From: lkcl <lkcl@web>
Date: Mon, 11 Oct 2021 14:13:56 +0000 (+0100)
Subject: (no commit message)
X-Git-Tag: opf_rfc_ls005_v1~3655
X-Git-Url: https://git.libre-soc.org/?a=commitdiff_plain;h=cd43697e9ac15bda0622a15690beb5d655f80453;p=libreriscv.git

---

diff --git a/3d_gpu/architecture/dynamic_simd/shape.mdwn b/3d_gpu/architecture/dynamic_simd/shape.mdwn
index fe712b295..e8f812f30 100644
--- a/3d_gpu/architecture/dynamic_simd/shape.mdwn
+++ b/3d_gpu/architecture/dynamic_simd/shape.mdwn
@@ -124,7 +124,7 @@ SIMD transparently:
     scl.SigKls = Signal         # standard nmigen Signal
     # SIMD context
     simdctx = sdc = object()
-    sdc.XLEN = SimdShape(64, ....)
+    sdc.XLEN = SimdShape({1x64, 2x32, 4x16, 8x8})
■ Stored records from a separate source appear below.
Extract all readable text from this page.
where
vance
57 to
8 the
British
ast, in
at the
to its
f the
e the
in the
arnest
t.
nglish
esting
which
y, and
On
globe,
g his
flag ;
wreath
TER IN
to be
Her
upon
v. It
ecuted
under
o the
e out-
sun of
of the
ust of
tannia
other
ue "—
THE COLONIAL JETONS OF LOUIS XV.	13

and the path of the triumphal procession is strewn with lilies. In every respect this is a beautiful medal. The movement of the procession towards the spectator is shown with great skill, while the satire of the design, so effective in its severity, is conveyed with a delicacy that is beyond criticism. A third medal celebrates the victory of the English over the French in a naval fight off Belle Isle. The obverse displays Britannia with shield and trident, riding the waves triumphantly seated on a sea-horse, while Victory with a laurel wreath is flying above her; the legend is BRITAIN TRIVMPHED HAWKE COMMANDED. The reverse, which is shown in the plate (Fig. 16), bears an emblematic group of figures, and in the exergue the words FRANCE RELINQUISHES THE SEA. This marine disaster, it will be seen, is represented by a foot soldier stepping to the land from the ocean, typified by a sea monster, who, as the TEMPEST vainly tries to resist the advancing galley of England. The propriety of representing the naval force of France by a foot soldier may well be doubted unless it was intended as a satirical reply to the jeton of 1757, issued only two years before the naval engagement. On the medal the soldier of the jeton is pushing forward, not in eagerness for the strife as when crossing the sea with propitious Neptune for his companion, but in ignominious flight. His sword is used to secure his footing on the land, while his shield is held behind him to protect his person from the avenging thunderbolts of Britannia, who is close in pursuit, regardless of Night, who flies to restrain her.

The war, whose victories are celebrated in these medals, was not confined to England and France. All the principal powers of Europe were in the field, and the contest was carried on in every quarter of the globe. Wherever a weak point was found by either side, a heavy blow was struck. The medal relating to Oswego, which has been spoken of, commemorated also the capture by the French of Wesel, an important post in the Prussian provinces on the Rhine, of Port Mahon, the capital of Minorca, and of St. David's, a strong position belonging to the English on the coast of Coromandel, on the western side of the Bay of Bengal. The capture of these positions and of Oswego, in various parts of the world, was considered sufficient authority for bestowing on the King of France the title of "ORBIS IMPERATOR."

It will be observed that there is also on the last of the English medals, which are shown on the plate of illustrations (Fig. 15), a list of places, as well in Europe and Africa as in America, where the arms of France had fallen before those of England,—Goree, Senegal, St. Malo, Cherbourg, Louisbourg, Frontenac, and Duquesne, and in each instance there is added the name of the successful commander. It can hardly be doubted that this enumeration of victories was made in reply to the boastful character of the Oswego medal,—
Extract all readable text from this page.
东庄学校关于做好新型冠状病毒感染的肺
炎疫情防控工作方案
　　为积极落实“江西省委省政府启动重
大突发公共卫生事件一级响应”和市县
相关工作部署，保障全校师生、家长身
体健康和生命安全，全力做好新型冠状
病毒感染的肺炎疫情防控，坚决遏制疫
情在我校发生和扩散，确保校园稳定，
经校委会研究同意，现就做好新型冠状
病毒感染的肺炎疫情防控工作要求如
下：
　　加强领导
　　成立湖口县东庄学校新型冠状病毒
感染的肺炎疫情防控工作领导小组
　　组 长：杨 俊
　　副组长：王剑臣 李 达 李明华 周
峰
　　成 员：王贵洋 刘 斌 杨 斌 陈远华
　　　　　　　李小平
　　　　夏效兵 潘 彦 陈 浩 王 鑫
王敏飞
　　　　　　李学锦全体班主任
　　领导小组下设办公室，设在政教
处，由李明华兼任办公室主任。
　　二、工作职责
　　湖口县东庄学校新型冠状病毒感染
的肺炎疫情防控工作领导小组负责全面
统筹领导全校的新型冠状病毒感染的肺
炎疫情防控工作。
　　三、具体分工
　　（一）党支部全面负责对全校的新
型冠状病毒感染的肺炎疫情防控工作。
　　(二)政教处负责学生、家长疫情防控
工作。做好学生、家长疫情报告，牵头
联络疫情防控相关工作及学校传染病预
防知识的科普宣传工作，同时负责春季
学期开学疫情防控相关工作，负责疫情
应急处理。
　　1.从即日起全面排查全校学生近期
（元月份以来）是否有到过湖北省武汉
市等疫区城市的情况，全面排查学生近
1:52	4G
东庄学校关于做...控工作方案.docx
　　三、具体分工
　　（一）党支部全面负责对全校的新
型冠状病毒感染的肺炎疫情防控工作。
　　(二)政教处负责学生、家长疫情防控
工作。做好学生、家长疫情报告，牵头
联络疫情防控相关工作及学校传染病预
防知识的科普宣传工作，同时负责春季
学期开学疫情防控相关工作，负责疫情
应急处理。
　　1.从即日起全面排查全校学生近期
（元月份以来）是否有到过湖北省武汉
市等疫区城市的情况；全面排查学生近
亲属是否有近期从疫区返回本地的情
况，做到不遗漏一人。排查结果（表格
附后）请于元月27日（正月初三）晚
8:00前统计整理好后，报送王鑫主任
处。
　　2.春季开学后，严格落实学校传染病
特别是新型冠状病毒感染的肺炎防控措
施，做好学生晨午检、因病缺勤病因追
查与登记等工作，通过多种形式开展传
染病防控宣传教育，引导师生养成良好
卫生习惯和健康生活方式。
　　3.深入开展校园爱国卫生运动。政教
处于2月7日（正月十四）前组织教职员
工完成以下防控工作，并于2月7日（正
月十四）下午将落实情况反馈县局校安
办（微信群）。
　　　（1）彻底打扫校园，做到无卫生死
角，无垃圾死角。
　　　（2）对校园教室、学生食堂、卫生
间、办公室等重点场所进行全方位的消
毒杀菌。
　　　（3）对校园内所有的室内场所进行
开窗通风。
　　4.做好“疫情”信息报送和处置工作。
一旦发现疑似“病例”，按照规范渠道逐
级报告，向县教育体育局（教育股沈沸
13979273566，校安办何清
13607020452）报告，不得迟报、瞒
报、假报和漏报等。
     sdc.SigKls = SimdSignal     # advanced SIMD Signal
     sdc.elwidth = Signal(2)
 
@@ -173,3 +173,27 @@ comparisons of 8 parallel SIMD 8-bit values), there correspondingly
 needs to be **eight** such element bits in order to store up to
 eight 8-bit comparisons.
 
+Another example would be a simple test of the first *nibble* of
+the data.
+
+    m = Module():
+    with ctx:
+        x = ctx.SigKls(ctx.XLEN)
+        y = ctx.SigKls(4)
+    m.d.comb += y.eq(x[0:3])
+    ....
+
+Here, we do not necessarily want to declare y to be 64-bit: we want
+only the first 4 bits of each element, after all, and when y is set
+to be QTY 8of 8-bit elements, then y will only need to store QTY 8of
+4-bit quantities, i.e. only a maximum of 32 bits total.
+
+If y was declared as 64 bit this would indicate that the actual
+elements were at least 8 bit long, and if that was then used as a
+shift input it might produce the wrong calculation because the
+actual shift amount was only supposed to be 4 bits.
+
+Thus not one method of setting widths is required but *two*:
+
+* at the element level
+* at the width of the entire SIMD signal